Note: upon rereading, maybe that my memories of work are incorrect and that I may have mixed it with energy. To ease comprehension without learning wrong premices about physics, assume that “work” is more a concept, rather than the scientific term.

Let’s try this approach:

To open a door, or even, to do anything, you need to perform some actions in order to complete a task. A task will require a certain amount of **work**.

The course of action to open a door will require you to expend energy to push the door. In other terms, it requires a certain amount of work to open it. This amount is generally fixed, I mean your door doesn’t randomly become harder or easier to be opened each and every time you do, does it?

Now, to successfully open it, you need to meet the amount of work required to do so. Assuming the door has no locks, you can do it in a lot of way:

– you can traditionally push it by the knob, which will require some force along some distance to be done;

– you can lean against it, the gravitational pull of Earth will generate much more work than needed to open the door, thus slamming the door against the wall and you slamming on the floor flat;

– you can kick it, your body will also produce much more work than needed to push that door open, which will slam hard on the wall.

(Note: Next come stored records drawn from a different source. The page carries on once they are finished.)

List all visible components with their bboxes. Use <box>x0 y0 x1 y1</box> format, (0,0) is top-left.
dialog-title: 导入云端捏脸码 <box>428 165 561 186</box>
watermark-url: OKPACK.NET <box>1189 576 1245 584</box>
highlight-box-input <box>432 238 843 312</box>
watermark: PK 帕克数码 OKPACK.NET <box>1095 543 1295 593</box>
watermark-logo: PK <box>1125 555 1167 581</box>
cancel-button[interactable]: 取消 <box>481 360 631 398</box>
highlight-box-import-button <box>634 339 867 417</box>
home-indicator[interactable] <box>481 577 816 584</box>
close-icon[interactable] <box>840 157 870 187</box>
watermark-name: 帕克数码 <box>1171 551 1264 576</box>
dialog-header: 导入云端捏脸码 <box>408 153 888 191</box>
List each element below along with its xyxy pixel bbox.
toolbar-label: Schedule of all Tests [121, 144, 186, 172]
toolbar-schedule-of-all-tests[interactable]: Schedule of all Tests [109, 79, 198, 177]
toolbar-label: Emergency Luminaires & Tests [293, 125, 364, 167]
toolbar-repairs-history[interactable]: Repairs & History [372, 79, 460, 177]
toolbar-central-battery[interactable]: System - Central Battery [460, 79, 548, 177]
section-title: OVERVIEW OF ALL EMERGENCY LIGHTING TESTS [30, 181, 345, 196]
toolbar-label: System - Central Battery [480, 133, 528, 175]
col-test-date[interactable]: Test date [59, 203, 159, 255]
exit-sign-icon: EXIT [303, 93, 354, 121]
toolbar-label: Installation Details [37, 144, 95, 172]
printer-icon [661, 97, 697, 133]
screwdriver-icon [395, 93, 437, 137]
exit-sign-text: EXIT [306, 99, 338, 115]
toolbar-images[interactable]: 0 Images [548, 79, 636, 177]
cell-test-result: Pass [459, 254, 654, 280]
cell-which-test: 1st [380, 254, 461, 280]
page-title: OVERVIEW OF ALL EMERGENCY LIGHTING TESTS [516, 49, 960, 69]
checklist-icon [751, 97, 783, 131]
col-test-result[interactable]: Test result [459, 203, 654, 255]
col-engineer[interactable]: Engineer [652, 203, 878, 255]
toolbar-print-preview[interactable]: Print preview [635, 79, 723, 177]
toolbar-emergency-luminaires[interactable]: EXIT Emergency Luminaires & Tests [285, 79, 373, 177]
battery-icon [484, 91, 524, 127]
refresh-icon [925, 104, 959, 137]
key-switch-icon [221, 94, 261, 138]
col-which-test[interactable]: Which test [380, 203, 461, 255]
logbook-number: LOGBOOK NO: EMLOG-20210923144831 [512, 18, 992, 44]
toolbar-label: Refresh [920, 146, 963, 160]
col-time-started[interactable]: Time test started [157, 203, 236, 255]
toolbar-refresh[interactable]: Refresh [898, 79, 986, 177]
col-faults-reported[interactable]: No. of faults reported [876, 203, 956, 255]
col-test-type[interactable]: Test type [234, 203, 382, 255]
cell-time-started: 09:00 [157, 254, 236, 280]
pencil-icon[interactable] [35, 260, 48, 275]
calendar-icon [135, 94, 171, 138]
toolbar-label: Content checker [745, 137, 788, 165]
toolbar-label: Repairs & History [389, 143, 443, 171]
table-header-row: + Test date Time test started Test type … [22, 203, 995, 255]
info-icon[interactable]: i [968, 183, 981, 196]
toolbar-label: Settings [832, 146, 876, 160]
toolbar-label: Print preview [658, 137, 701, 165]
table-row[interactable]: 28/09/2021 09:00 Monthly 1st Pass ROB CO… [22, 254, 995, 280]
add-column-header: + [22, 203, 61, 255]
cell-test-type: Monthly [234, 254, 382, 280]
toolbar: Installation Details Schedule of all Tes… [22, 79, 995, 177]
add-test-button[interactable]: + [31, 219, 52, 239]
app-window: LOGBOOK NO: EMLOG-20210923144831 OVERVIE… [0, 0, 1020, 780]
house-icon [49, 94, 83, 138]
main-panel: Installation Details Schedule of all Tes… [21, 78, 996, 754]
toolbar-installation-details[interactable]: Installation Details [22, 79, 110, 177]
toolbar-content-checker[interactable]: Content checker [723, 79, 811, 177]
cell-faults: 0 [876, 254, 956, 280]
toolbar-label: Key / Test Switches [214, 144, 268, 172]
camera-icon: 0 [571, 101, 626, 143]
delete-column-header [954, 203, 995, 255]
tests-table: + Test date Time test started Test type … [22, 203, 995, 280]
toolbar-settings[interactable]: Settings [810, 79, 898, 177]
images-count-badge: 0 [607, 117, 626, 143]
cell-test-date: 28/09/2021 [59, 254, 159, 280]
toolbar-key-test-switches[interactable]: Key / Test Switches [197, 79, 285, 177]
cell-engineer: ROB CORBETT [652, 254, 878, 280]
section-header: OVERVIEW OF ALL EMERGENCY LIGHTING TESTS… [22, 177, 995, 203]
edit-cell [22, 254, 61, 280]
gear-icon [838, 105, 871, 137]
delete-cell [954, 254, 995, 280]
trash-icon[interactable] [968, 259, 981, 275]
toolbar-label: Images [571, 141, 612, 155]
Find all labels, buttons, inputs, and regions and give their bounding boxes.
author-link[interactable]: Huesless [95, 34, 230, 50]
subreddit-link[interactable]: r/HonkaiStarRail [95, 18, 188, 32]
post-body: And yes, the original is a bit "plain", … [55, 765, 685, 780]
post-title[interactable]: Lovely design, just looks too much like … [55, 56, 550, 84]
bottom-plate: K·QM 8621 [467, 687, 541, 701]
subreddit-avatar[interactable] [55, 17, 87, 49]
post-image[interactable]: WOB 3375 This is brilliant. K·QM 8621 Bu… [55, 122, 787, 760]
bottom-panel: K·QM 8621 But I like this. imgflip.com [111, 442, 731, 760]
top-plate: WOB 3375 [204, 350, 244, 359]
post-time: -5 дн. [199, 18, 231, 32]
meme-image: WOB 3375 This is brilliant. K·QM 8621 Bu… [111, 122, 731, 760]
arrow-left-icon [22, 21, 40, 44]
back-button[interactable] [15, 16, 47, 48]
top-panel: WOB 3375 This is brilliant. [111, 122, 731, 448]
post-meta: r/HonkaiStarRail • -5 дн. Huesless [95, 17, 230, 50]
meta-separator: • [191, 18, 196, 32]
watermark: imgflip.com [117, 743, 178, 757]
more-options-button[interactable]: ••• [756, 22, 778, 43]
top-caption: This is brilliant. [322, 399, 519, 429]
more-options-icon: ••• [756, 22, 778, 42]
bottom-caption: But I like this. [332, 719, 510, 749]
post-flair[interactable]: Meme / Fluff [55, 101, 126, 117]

But, why opening it by pushing near the hinge is harder? Remember, the amount of work to open the door is constant. We’ve stated that, opening the door along the knob requires a fixed amount of force along a fixed distance. The distance is big, since you push the far end of the door all the way to opened, and the force is of some quantity. If you push the near side of the door open, you drastically reduce the amount of distance you have to go, since the radius is now a few inches. But the amount of work needed is still the same to open the door, so to compensate a **shorter** distance, you need a **bigger** force.

Easy example: 20 * 5 = 100. But if suddenly 20 becomes halved, 10, then 5 needs to be doubled, so it becomes 10. 10 * 10 = 100.